一瞬、何を言っているのかわからなかった。
「次は、初回からいいピッチングができるよう修正しないといけないですね」
この夏の甲子園で、プロ注目の左腕、濱田達郎を擁する愛工大名電(愛知)は、初戦で浦添商(沖縄)と対戦。序盤で濱田が5失点し、最終的に4-6で敗れた。そして試合後、濱田はまるで明日また試合があるような調子でこうコメントしたのだ。
「次」――?
初戦敗退である。しかも、高校野球はこれで最後なのだ。
だが直後、「次」というのが、プロを指しているのだと理解した。プロ志向の強かった濱田らしいといえば、実に濱田らしい言い回しだった。

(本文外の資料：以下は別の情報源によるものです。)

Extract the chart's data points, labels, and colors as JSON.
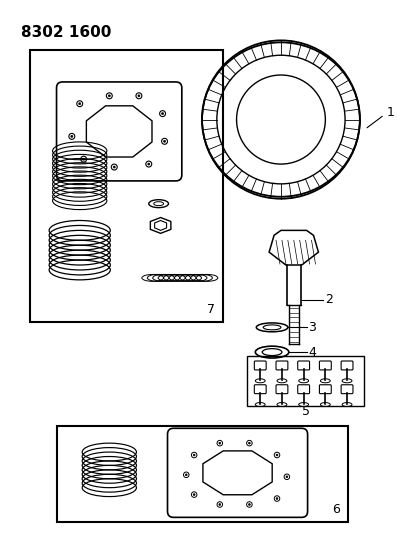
{
  "title": "8302 1600",
  "bg_color": "#ffffff",
  "line_color": "#000000",
  "title_fontsize": 11,
  "label_fontsize": 9,
  "fig_width": 4.1,
  "fig_height": 5.33,
  "dpi": 100
}
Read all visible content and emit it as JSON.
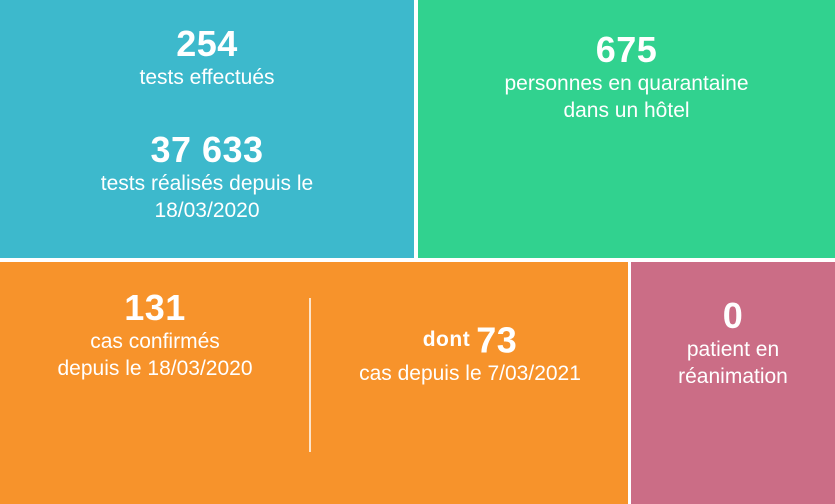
{
  "colors": {
    "tests_tile": "#3db9cc",
    "quarantine_tile": "#31d28f",
    "cases_tile": "#f7932b",
    "icu_tile": "#cb6d86"
  },
  "tests": {
    "daily_value": "254",
    "daily_label": "tests effectués",
    "total_value": "37 633",
    "total_label_line1": "tests réalisés depuis le",
    "total_label_line2": "18/03/2020"
  },
  "quarantine": {
    "value": "675",
    "label_line1": "personnes en quarantaine",
    "label_line2": "dans un hôtel"
  },
  "cases": {
    "confirmed_value": "131",
    "confirmed_label_line1": "cas confirmés",
    "confirmed_label_line2": "depuis le 18/03/2020",
    "subset_prefix": "dont",
    "subset_value": "73",
    "subset_label": "cas depuis le 7/03/2021"
  },
  "icu": {
    "value": "0",
    "label_line1": "patient en",
    "label_line2": "réanimation"
  }
}
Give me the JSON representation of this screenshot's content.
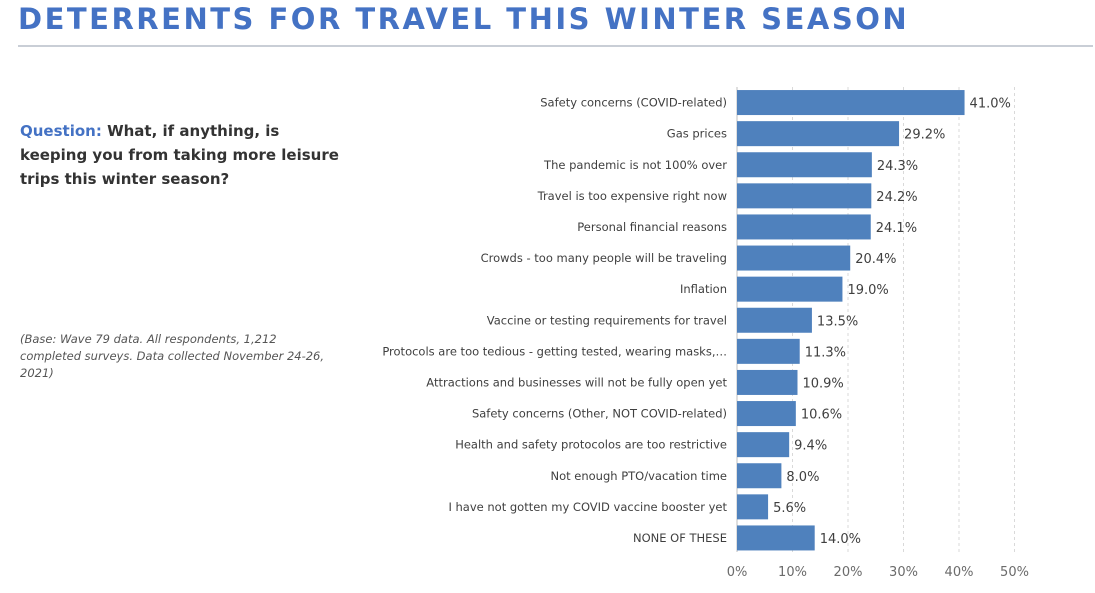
{
  "title": "DETERRENTS FOR TRAVEL THIS WINTER SEASON",
  "question": {
    "label": "Question:",
    "text": "What, if anything, is keeping you from taking more leisure trips this winter season?"
  },
  "base_note": "(Base: Wave 79 data. All respondents, 1,212 completed surveys. Data collected November 24-26, 2021)",
  "colors": {
    "bar": "#4f81bd",
    "title": "#4472c4"
  },
  "chart_data": {
    "type": "bar",
    "orientation": "horizontal",
    "title": "",
    "xlabel": "",
    "ylabel": "",
    "xlim": [
      0,
      50
    ],
    "ticks": [
      0,
      10,
      20,
      30,
      40,
      50
    ],
    "tick_labels": [
      "0%",
      "10%",
      "20%",
      "30%",
      "40%",
      "50%"
    ],
    "grid": true,
    "categories": [
      "Safety concerns (COVID-related)",
      "Gas prices",
      "The pandemic is not 100% over",
      "Travel is too expensive right now",
      "Personal financial reasons",
      "Crowds - too many people will be traveling",
      "Inflation",
      "Vaccine or testing requirements for travel",
      "Protocols are too tedious - getting tested, wearing masks,…",
      "Attractions and businesses will not be fully open yet",
      "Safety concerns (Other, NOT COVID-related)",
      "Health and safety protocolos are too restrictive",
      "Not enough PTO/vacation time",
      "I have not gotten my COVID vaccine booster yet",
      "NONE OF THESE"
    ],
    "values": [
      41.0,
      29.2,
      24.3,
      24.2,
      24.1,
      20.4,
      19.0,
      13.5,
      11.3,
      10.9,
      10.6,
      9.4,
      8.0,
      5.6,
      14.0
    ],
    "value_labels": [
      "41.0%",
      "29.2%",
      "24.3%",
      "24.2%",
      "24.1%",
      "20.4%",
      "19.0%",
      "13.5%",
      "11.3%",
      "10.9%",
      "10.6%",
      "9.4%",
      "8.0%",
      "5.6%",
      "14.0%"
    ]
  }
}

それにしても、最後の夏で敗れ、聞かれてもいないのに「次」の話をした選手というのは記憶にない。高校野球は、あくまで通過点。そう、露骨に言ってしまっているわけだ。
その濱田は先のドラフト会議で、中日から2位指名を受けた。今ドラフトで、濱田とは若干ニュアンスは異なるが、同じような志向を持つ左腕がいた。
ソフトバンクから5位指名を受けた福岡工大城東(福岡)の笠原大芽だ。
「プロに行きたい」ではなく「プロに行きます」という心構え。
笠原は「プロへ行くのは、当たり前だと思っていた」と語っている。
笠原の場合、それもわからない話ではない。父・栄一は1984年にロッテからドラフト1位指名を受けた元プロ野球選手。兄・将生も4年前、福岡工大城東を経て、ドラフト5位で巨人へ入団している。つまり、正真正銘のプロ一家なのだ。

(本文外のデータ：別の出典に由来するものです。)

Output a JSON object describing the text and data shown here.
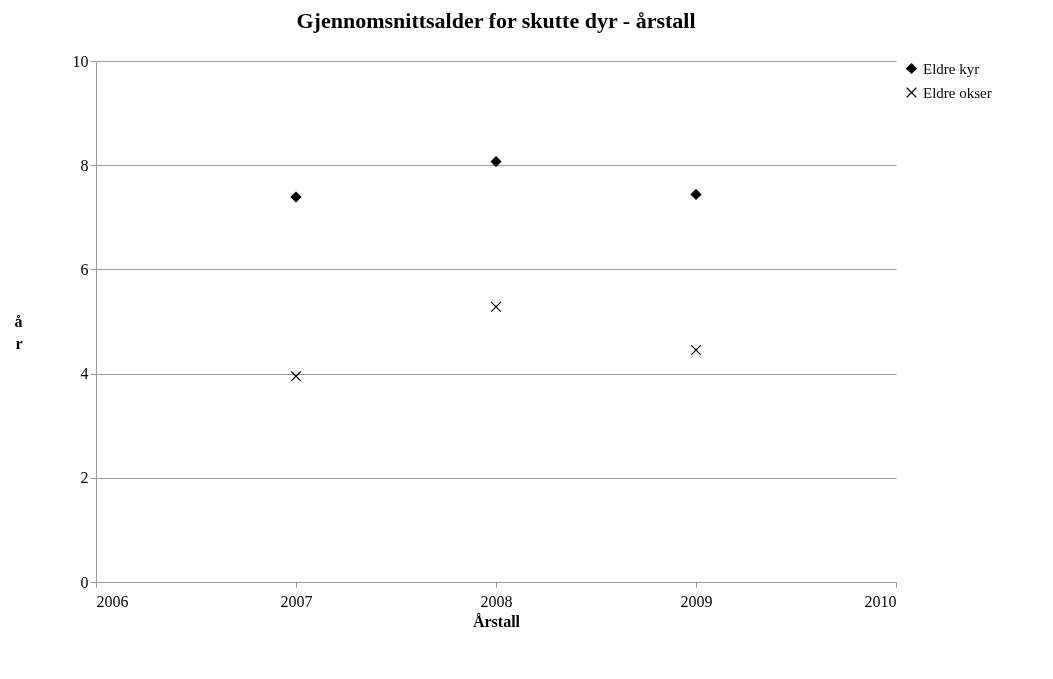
{
  "chart_data": {
    "type": "scatter",
    "title": "Gjennomsnittsalder for skutte dyr - årstall",
    "xlabel": "Årstall",
    "ylabel": "år",
    "x": [
      2007,
      2008,
      2009
    ],
    "series": [
      {
        "name": "Eldre kyr",
        "color": "#000000",
        "marker": "diamond",
        "values": [
          7.39,
          8.07,
          7.44
        ]
      },
      {
        "name": "Eldre okser",
        "color": "#000000",
        "marker": "cross",
        "values": [
          3.95,
          5.28,
          4.45
        ]
      }
    ],
    "xlim": [
      2006,
      2010
    ],
    "xticks": [
      2006,
      2007,
      2008,
      2009,
      2010
    ],
    "ylim": [
      0,
      10
    ],
    "yticks": [
      0,
      2,
      4,
      6,
      8,
      10
    ],
    "grid": "y",
    "legend": "right"
  }
}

福岡工大城東の山本宗一監督も、笠原が入学したときの印象をこう話していたものだ。
「衝撃的でしたよ。プロに行きたいじゃなくて、行きます、って感じ。普通、高校生なんて、甲子園行けたらいいな、って感じじゃないですか。だから、1人だけ雰囲気がぜんぜん違った」
こうした意識の差は、後に大きな差となって表れるのではないか。
その見本が、今や球界を代表する捕手であり、打者になった巨人の阿部慎之助なのである。

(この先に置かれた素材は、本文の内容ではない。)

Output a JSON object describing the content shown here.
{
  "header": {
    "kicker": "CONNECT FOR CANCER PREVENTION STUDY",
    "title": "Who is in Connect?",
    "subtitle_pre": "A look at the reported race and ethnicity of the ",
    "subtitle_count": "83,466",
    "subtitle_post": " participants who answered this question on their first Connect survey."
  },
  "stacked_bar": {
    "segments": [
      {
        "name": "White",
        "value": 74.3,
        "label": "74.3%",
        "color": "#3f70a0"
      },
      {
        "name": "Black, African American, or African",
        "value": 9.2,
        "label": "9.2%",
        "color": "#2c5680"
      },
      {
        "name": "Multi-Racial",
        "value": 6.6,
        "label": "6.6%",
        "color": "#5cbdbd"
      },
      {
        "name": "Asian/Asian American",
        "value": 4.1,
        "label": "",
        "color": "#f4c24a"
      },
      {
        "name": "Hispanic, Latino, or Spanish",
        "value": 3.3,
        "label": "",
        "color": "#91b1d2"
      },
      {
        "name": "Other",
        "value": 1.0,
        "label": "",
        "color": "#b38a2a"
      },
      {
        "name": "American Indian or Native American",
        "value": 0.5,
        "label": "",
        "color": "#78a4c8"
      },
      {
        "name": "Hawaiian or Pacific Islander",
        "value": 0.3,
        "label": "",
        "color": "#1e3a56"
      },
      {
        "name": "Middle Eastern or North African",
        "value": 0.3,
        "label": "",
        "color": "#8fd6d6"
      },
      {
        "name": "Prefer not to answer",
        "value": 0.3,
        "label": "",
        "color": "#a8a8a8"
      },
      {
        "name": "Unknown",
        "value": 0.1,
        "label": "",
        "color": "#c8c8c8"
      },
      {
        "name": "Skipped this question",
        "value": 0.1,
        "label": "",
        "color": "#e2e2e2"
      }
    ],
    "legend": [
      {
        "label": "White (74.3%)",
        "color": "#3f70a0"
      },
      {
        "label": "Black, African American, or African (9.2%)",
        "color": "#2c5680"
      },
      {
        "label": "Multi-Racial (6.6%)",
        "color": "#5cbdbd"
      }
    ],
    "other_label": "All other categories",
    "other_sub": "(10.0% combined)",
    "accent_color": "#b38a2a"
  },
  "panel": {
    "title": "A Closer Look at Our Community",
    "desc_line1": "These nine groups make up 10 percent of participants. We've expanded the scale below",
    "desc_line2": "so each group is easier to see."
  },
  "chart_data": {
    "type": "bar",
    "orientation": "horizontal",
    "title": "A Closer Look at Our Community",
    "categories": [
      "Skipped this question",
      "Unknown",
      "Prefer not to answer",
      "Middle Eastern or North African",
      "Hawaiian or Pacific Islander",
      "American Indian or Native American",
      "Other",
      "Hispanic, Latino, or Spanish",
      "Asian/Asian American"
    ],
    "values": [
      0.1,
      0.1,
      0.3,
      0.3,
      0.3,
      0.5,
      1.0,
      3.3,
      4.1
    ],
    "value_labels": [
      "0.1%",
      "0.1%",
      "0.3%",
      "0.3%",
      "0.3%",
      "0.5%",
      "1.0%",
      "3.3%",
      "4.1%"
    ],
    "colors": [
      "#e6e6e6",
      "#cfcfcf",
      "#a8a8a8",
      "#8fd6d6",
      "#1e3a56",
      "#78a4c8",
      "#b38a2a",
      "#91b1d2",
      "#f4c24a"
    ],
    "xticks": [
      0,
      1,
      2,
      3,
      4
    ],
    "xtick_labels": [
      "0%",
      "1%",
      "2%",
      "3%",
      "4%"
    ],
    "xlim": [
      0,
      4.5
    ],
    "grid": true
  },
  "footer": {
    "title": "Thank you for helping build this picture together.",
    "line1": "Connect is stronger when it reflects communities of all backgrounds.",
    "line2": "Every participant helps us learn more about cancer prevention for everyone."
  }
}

安田学園(東京)の前監督で、阿部の恩師である中根康高は、しみじみとこう語っていた。
「素質的にはこれまで見てきた選手の中でも、ベスト10に入るか入らないかでしょうね。でも、高校生ぐらいだと、普通は、周りが騒ぎ始め、スカウトが見に来て、初めてプロを意識する。それで指名されて、じゃあ、行こうってなるんです。阿部はそこらへんが違った。彼の場合は、入ったときから『プロへ行く』って言っていた。そこはやはりお父さんの影響でしょうね」
阿部の父・東司は習志野高校(千葉)出身で、高校時代はあの掛布雅之(元阪神)とクリーンナップを組んでいたほどの選手だった。それだけに、「プロ」がそもそも身近にあったのだ。